„Gaffer“, also Schaulustige, die ein für sie spannendes Geschehen aus Neugier beobachten, gibt es an fast jeder Unfallstelle. Durch das Schießen von Fotos oder durch Filmaufnahmen kann man das Persönlichkeitsrecht der jeweiligen Unfallopfer verletzen. Oftmals stören und behindern die Zuschauer eines Unfalls auch die Rettungskräfte. Letzteres ist bei den Zuschauern der Fernsehsendung „Lebensretter hautnah – Wenn jede Sekunde zählt“ jedoch nicht der Fall, denn bei dieser können Rettungseinsätze zuhause vor dem Fernseher verfolgt werden. Nachdem in einer der Episoden die akuten Folgen eines epileptischen Anfalls in Nahaufnahme gezeigt wurden, beanstandete die Landesmedienanstalt Hamburg Schleswig-Holstein jedoch die Sendung – zu Recht?

In der TV-Doku „Lebensretter hautnah – Wenn jede Sekunde zählt“ geht es um die nervenaufreibende Arbeit von Rettungskräften. So ist es dem Zuschauer möglich, Hubschraubereinsätze, Messerstechereien und Reanimationen vor dem Fernseher mitzuverfolgen. Trotz der Kameras soll die Versorgung der Patienten und der Schutz der Persönlichkeitsrechte im Vordergrund stehen. In einer am 2. November 2020 um 20:15 ausgestrahlten Episode wurde eine unverpixelte Darstellung der akuten Folgen eines epileptischen Anfalls in Nahaufnahme ausgestrahlt. Die Landesmedienanstalt Hamburg Schleswig-Holsteinsah darin einen Verstoß gegen die Menschenwürde und beanstandete die Sendung. Dagegen wandte sich wiederum die Seven.One Entertainment Group, zu der Fernsehsender wie ProSieben, Sat.1 und Kabel Eins gehören.

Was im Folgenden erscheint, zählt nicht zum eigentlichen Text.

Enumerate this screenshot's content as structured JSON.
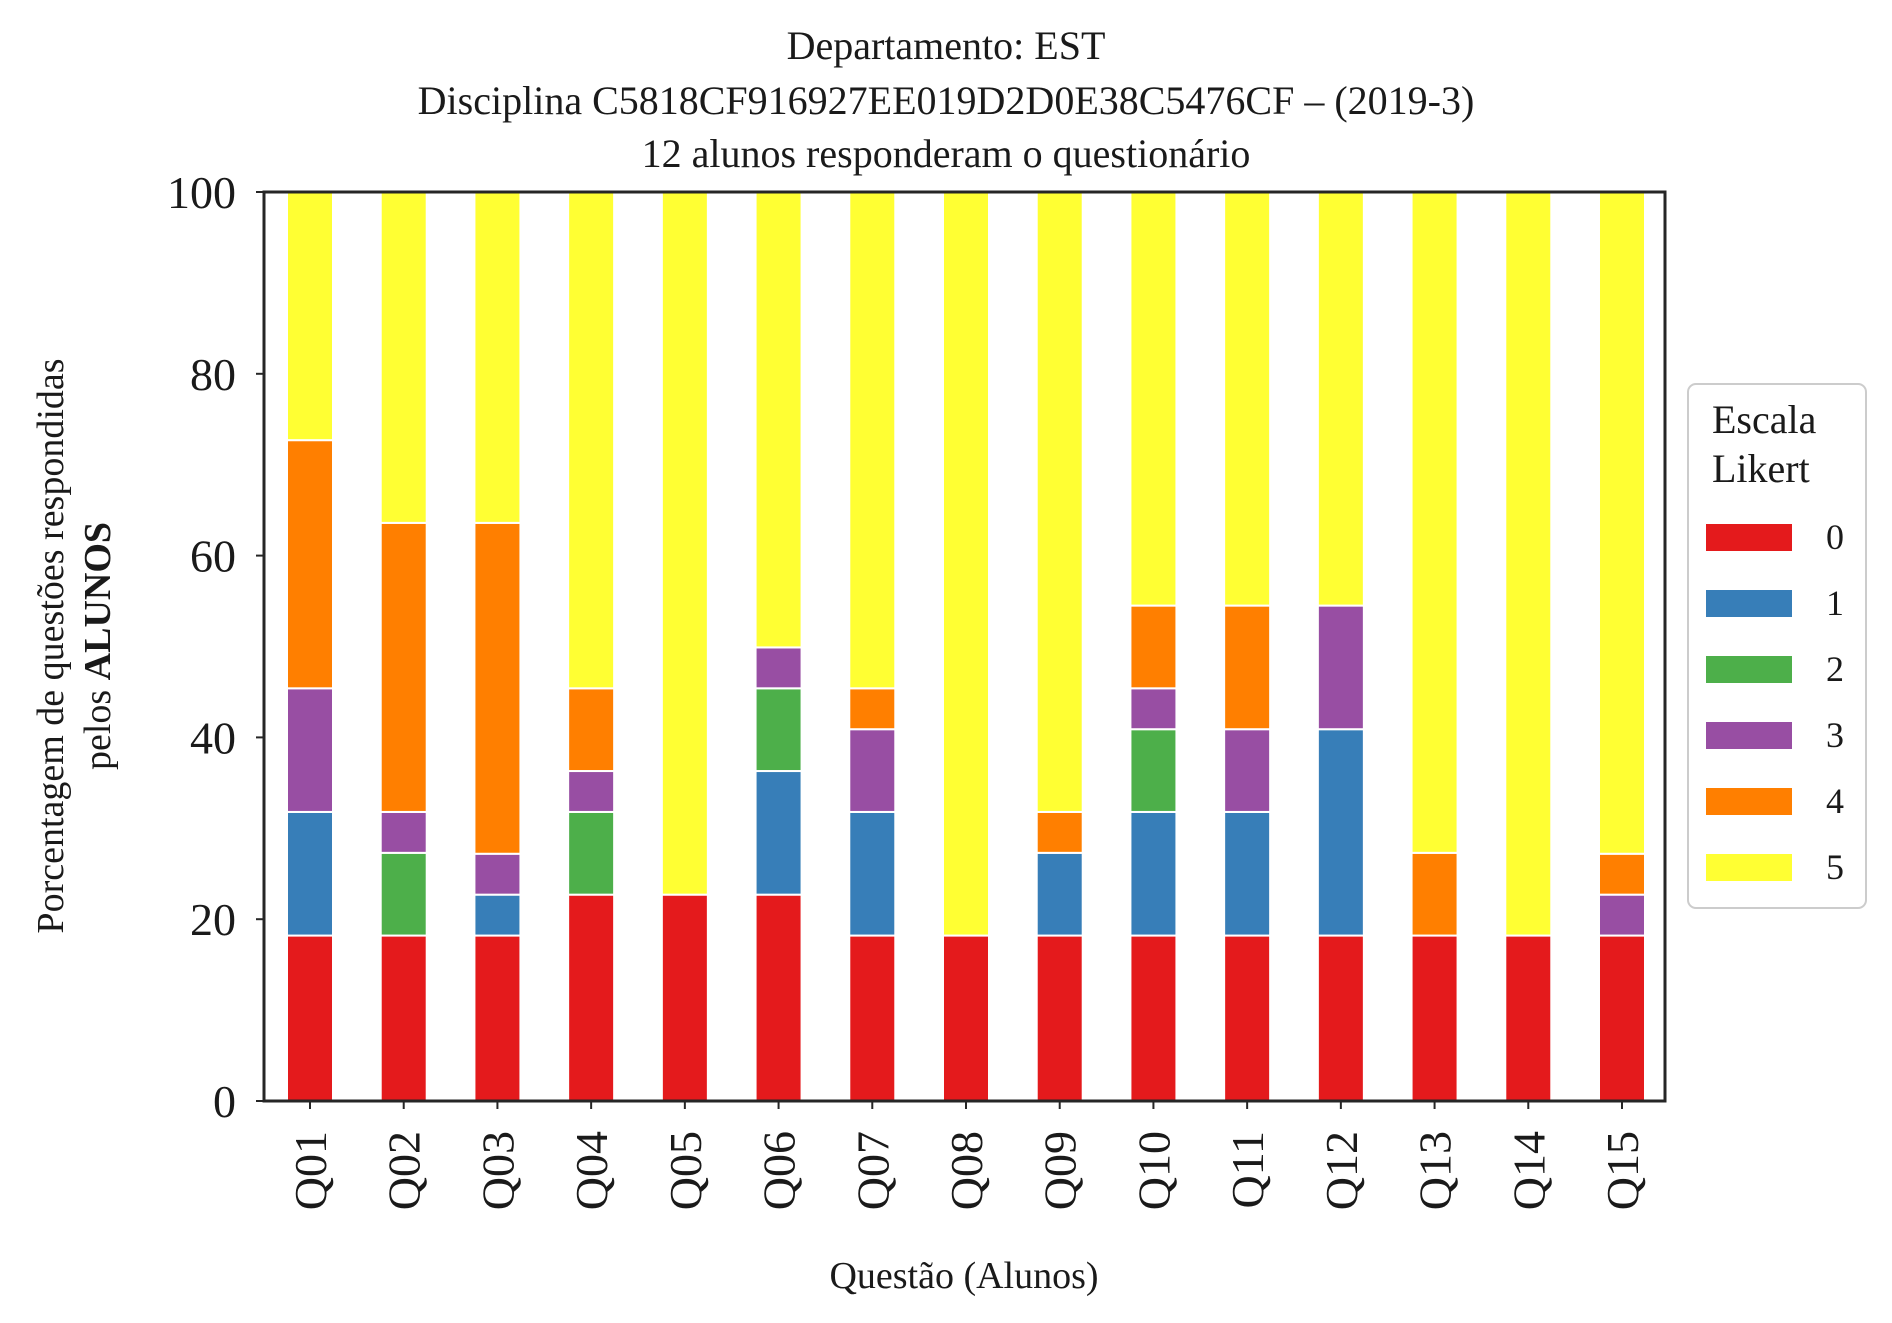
{
  "title_lines": [
    "Departamento: EST",
    "Disciplina C5818CF916927EE019D2D0E38C5476CF – (2019-3)",
    "12 alunos responderam o questionário"
  ],
  "chart_data": {
    "type": "bar",
    "stacked": true,
    "title": "Departamento: EST\nDisciplina C5818CF916927EE019D2D0E38C5476CF – (2019-3)\n12 alunos responderam o questionário",
    "xlabel": "Questão (Alunos)",
    "ylabel_line1": "Porcentagem de questões respondidas",
    "ylabel_line2_prefix": "pelos ",
    "ylabel_line2_bold": "ALUNOS",
    "ylim": [
      0,
      100
    ],
    "yticks": [
      0,
      20,
      40,
      60,
      80,
      100
    ],
    "grid": false,
    "legend_title": [
      "Escala",
      "Likert"
    ],
    "legend_position": "right",
    "categories": [
      "Q01",
      "Q02",
      "Q03",
      "Q04",
      "Q05",
      "Q06",
      "Q07",
      "Q08",
      "Q09",
      "Q10",
      "Q11",
      "Q12",
      "Q13",
      "Q14",
      "Q15"
    ],
    "series": [
      {
        "name": "0",
        "color": "#e41a1c",
        "values": [
          18.2,
          18.2,
          18.2,
          22.7,
          22.7,
          22.7,
          18.2,
          18.2,
          18.2,
          18.2,
          18.2,
          18.2,
          18.2,
          18.2,
          18.2
        ]
      },
      {
        "name": "1",
        "color": "#377eb8",
        "values": [
          13.6,
          0,
          4.5,
          0,
          0,
          13.6,
          13.6,
          0,
          9.1,
          13.6,
          13.6,
          22.7,
          0,
          0,
          0
        ]
      },
      {
        "name": "2",
        "color": "#4daf4a",
        "values": [
          0,
          9.1,
          0,
          9.1,
          0,
          9.1,
          0,
          0,
          0,
          9.1,
          0,
          0,
          0,
          0,
          0
        ]
      },
      {
        "name": "3",
        "color": "#984ea3",
        "values": [
          13.6,
          4.5,
          4.5,
          4.5,
          0,
          4.5,
          9.1,
          0,
          0,
          4.5,
          9.1,
          13.6,
          0,
          0,
          4.5
        ]
      },
      {
        "name": "4",
        "color": "#ff7f00",
        "values": [
          27.3,
          31.8,
          36.4,
          9.1,
          0,
          0,
          4.5,
          0,
          4.5,
          9.1,
          13.6,
          0,
          9.1,
          0,
          4.5
        ]
      },
      {
        "name": "5",
        "color": "#ffff33",
        "values": [
          27.3,
          36.4,
          36.4,
          54.6,
          77.3,
          50.1,
          54.6,
          81.8,
          68.2,
          45.5,
          45.5,
          45.5,
          72.7,
          81.8,
          72.8
        ]
      }
    ]
  }
}
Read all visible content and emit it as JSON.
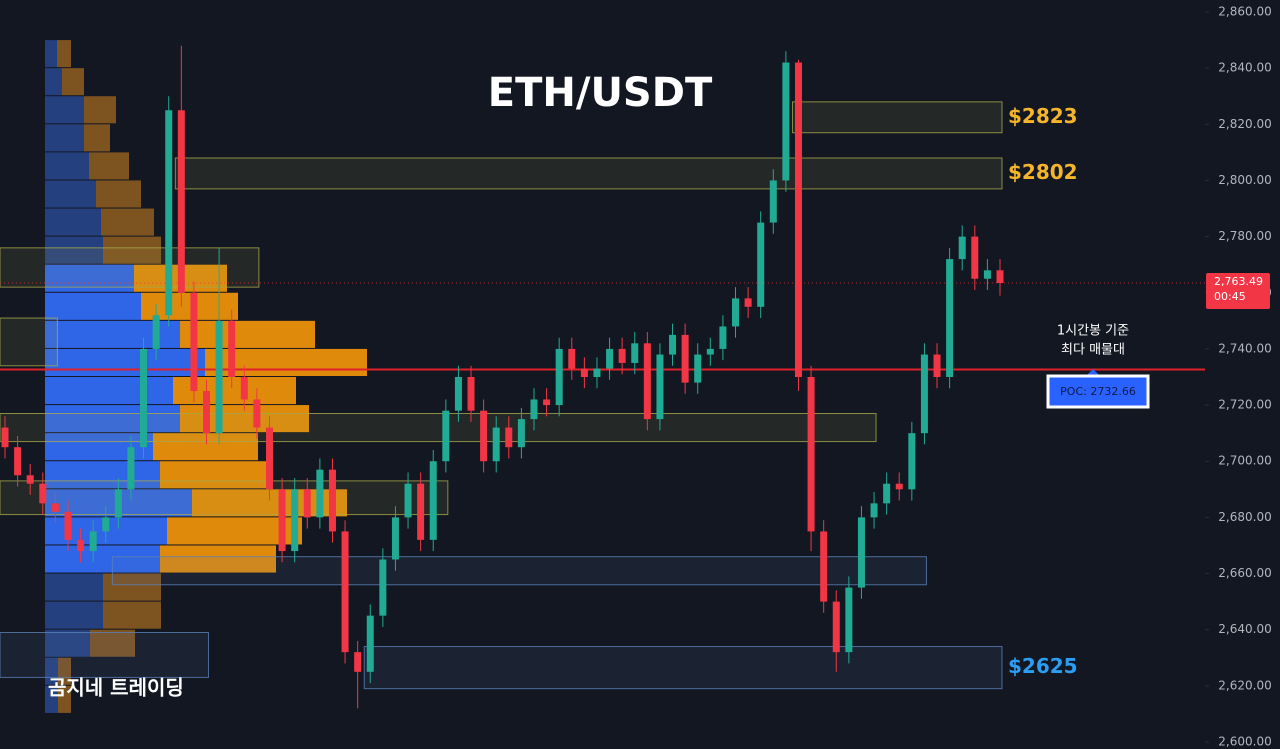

Nun hob das Verwaltungsgericht (VG) Schleswig den Bescheid zugunsten der Seven.One Entertainment Group auf (Urt. v. 11.10.2023, Az. 11 A 185/21). 

Die Menschenwürde in den Programmgrundsätzen

Zu den Aufgaben von Medienanstalten gehört es, die von ihnen zugelassenen Rundfunkprogramme zu beaufsichtigen sowie die Einhaltung der gesetzlichen Bestimmungen zu den Programmgrundsätzen zu überprüfen. So müssen Fernsehveranstalter in ihren Sendungen neben der journalistischen Sorgfaltspflicht und der Rechtsordnung insbesondere auch die Menschenwürde achten. Im Rahmen ihrer Aufgaben führen die Medienanstalten regelmäßig Programmbeobachtungen durch und gehen Hinweisen zu problematischen Inhalten von Zuschauern nach. Die Landesmedienanstalt Hamburg Schleswig-Holstein war der Ansicht, dass die TV-Doku mit Ausstrahlung der fraglichen Szene die Voraussetzungen der Programmgrundsätze, konkret die Achtung der Menschenwürde, nicht ausreichend berücksichtigt habe.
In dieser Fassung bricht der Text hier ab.